European Parliament backs nuclear and gas in EU taxonomy

06 July 2022

The proposed inclusion of certain nuclear and gas activities within the European Union's list of officially approved "green" investments is set to become law after an attempt to block it fails in the European Parliament.

MEPs voted in parliament on Wednesday (Image: European Parliament)

The vote to object to the European Commission's taxonomy plan required the backing of a majority of all MEPs - so 353 of the 705 MEPs - with speculation in the run-up to the vote that the result would be too close to call.

But when MEPs voted on Wednesday, the 278 MEPs who opposed the taxonomy plan were outnumbered by the 328 MEPs who voted against the effort to block it, with 33 abstentions. Sixty five MEPs did not take part in the vote.

The result means that the European Commission's proposals to include certain nuclear and gas activities within the list of investments that meet the taxonomy requirements, is now due to come into force from the start of 2023, given that the European Council is not expected to object to it. 

Sama Bilbao y León, Director General of World Nuclear Association, the international organisation that represents the global nuclear industry, said: "The European Parliament's positive vote sends a clear endorsement of nuclear energy to the financial community. It has listened to the science and recognised that sustainable investment in nuclear energy will help the EU reach net-zero by 2050. Now governments, investors, and industry must act urgently and accelerate the deployment of new nuclear capacity to achieve this goal."

Yves Desbazeille, Director General of Nucleareurope, the Brussels-based trade association for the nuclear energy industry in Europe, said: "The science clearly states that nuclear is sustainable and essential in the fight against climate change. It is fantastic to see that a majority in the European Parliament has decided to listen to the experts and take the right decision. We have less than 30 years left to decarbonise our economy in a sustainable way. By listening to the science, these MEPs have strengthened the EU’s chances of achieving this ambitious goal."

The background

The European Union aims to be climate neutral by 2050. To help that process it has come up with a system to "facilitate sustainable investment". The Taxonomy Regulation provides investors with guidance on economic activities that can be considered environmentally sustainable. It also obliges European companies to report their level of taxonomy-aligned undertakings. Any activity excluded from the list faces being cut out of sustainable finance products and will find itself at odds with long-term EU policy objectives.
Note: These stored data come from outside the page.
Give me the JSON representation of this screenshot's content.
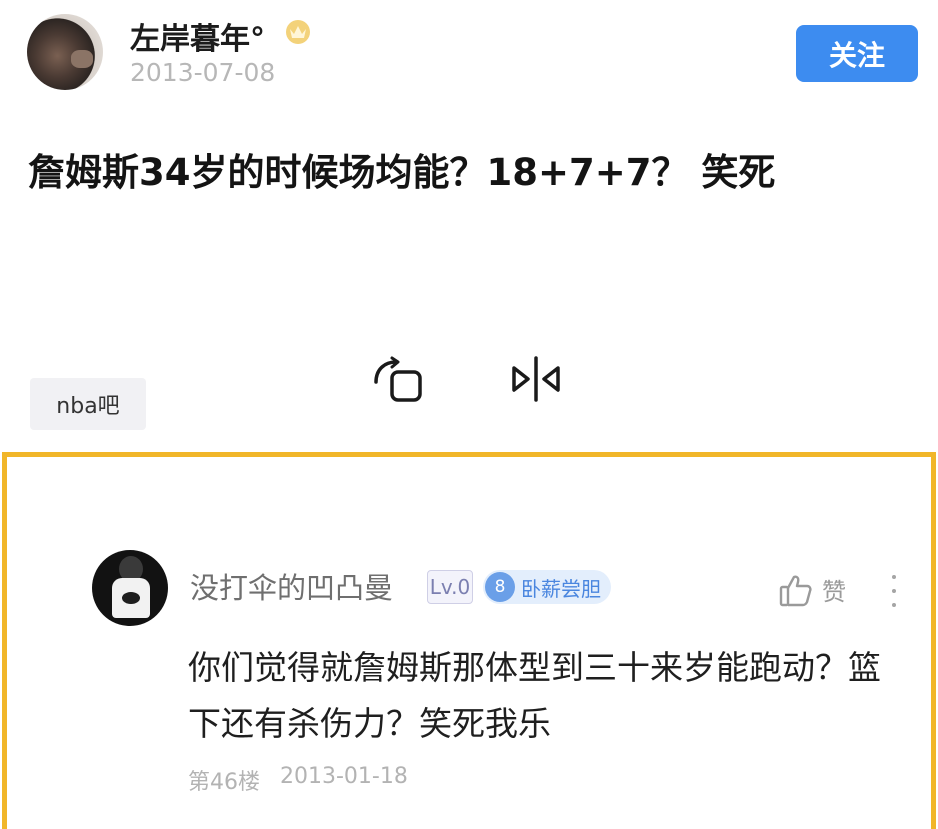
{
  "post": {
    "author": "左岸暮年°",
    "date": "2013-07-08",
    "follow_label": "关注",
    "title": "詹姆斯34岁的时候场均能？18+7+7？ 笑死",
    "tag": "nba吧"
  },
  "overlay": {
    "rotate_icon": "rotate-square-icon",
    "mirror_icon": "flip-horizontal-icon"
  },
  "reply": {
    "author": "没打伞的凹凸曼",
    "level": "Lv.0",
    "rank_number": "8",
    "rank_title": "卧薪尝胆",
    "like_label": "赞",
    "content": "你们觉得就詹姆斯那体型到三十来岁能跑动？篮下还有杀伤力？笑死我乐",
    "floor": "第46楼",
    "date": "2013-01-18"
  },
  "colors": {
    "accent_blue": "#3d8cf0",
    "highlight_frame": "#f1b629",
    "muted_text": "#b7b7b7"
  }
}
There has been a split within the European Union over whether or not nuclear power - and natural gas - should be included as being "sustainable". Nuclear energy was left out of the initial Delegated Act pending further assessment. But this further assessment by the EU Joint Research Centre, reviewed by two further expert bodies, concluded that the technology was sustainable. As a result, the Commission has now taken steps to include nuclear energy as a transitional activity in the taxonomy by adopting a Complementary Delegated Act (CDA).
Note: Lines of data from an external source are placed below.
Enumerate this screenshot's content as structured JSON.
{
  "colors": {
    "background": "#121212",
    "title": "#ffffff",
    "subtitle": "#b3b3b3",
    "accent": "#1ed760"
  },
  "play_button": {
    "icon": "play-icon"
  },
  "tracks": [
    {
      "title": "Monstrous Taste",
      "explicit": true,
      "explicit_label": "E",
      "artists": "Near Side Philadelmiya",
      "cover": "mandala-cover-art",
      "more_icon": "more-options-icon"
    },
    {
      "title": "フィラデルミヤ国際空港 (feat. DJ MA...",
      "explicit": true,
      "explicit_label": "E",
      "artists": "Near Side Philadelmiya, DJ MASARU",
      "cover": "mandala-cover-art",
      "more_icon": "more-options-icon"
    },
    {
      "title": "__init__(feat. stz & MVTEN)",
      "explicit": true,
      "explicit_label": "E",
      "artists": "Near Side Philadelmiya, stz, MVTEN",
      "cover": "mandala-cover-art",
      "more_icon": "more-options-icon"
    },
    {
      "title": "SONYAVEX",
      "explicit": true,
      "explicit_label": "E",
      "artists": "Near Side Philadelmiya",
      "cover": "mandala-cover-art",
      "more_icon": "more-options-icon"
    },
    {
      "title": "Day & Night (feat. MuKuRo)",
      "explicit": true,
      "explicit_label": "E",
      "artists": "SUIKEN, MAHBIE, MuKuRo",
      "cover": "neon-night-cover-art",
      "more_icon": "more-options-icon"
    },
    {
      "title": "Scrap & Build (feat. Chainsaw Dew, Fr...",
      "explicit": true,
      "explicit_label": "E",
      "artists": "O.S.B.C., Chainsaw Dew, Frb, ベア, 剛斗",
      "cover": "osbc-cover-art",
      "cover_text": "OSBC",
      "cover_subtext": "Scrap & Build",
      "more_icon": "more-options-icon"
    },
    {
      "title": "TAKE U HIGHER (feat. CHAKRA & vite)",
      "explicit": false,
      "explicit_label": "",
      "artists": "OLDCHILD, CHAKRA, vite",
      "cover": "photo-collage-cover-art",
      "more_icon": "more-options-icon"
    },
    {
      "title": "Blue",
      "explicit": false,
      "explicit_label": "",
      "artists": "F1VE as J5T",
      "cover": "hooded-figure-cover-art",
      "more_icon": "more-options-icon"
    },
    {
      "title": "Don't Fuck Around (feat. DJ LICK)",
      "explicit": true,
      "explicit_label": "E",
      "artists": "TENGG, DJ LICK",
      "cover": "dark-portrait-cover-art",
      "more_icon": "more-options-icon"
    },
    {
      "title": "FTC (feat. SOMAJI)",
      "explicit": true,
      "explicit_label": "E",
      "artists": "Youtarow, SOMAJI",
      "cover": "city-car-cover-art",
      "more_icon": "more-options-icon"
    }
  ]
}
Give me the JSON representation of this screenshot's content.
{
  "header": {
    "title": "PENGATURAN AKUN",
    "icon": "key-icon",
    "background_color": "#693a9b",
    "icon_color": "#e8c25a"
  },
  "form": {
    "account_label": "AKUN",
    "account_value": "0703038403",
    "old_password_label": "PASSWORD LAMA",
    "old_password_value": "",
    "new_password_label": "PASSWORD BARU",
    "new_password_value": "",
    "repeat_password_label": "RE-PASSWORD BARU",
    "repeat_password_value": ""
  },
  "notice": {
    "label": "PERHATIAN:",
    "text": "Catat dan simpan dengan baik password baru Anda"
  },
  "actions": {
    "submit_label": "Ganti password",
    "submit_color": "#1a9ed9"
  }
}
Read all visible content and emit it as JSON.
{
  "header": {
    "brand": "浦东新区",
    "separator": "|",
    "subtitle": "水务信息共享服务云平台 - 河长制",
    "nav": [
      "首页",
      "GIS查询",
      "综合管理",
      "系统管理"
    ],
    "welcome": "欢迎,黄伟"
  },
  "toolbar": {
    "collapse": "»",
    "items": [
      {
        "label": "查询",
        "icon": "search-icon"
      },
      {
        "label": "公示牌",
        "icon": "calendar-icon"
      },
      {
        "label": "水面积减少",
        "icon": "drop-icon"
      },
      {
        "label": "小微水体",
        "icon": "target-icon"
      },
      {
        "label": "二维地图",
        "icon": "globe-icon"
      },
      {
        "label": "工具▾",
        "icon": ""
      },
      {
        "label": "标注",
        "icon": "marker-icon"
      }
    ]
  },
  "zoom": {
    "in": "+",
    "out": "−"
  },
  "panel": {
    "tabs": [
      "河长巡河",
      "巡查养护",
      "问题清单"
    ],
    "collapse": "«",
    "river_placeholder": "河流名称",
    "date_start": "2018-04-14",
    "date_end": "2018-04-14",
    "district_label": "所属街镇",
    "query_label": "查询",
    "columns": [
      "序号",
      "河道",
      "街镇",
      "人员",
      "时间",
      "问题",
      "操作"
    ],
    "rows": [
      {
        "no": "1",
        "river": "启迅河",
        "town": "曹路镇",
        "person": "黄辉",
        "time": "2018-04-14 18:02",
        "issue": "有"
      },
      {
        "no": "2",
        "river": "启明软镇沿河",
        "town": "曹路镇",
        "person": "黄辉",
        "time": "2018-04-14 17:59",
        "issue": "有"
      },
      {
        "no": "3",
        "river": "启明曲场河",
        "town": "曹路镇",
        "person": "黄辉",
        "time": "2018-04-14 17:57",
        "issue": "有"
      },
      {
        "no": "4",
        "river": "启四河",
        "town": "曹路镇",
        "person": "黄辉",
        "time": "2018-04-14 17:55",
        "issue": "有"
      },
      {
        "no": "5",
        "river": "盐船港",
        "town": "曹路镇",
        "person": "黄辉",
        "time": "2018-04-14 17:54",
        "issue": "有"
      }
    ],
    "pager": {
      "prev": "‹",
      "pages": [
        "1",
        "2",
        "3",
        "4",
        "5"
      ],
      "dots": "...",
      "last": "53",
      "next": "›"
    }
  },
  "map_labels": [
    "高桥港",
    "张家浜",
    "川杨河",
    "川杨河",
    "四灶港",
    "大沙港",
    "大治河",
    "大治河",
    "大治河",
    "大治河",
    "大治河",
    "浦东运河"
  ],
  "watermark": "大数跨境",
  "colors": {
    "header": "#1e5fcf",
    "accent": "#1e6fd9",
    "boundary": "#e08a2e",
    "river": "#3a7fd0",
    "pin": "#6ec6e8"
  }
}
Supporters of nuclear power, including 12 EU member states who publicly backed its inclusion, say that nuclear is a low-carbon power source that must be part of any energy mix to tackle climate change, and does not cause more significant harm than other industries included in the taxonomy. They say that the science, and evidence-based policy, support its inclusion. Opponents say that it should not be included because radioactive waste means it is not sustainable. For the European Union, it has been one of the highest profile recent issues where France - which backs nuclear - is on the opposite side to Germany.

An economic activity must substantially contribute to at least one of six environmental objectives without causing significant harm to the others, for it to meet the EU's criteria for inclusion:

  • Climate change mitigation
  • Climate change adaptation
  • Sustainable use and protection of water and marine resources
  • Pollution prevention and control
  • Protection of healthy ecosystems
  • The transition to a circular economy

The European Commission has included certain nuclear and gas activities in the "transitional" category of activities - ones that "cannot yet be replaced by technologically and economically feasible low-carbon alternatives, but do contribute to climate change mitigation and with the potential to play a major role in the transition to a climate-neutral economy, in line with EU climate goals and commitments, and subject to strict conditions, without crowding out investment in renewables."

The new rules are due to come into force on 1 January 2023.

The decision on the EU taxonomy has been closely watched elsewhere as countries consider their own sustainable investment rules. In the UK, the chief executive of the Nuclear Industry Association, Tom Greatrex, said: "Nuclear’s inclusion in the EU taxonomy is a huge victory for science. The UK should now give nuclear the green label it deserves in our own taxonomy."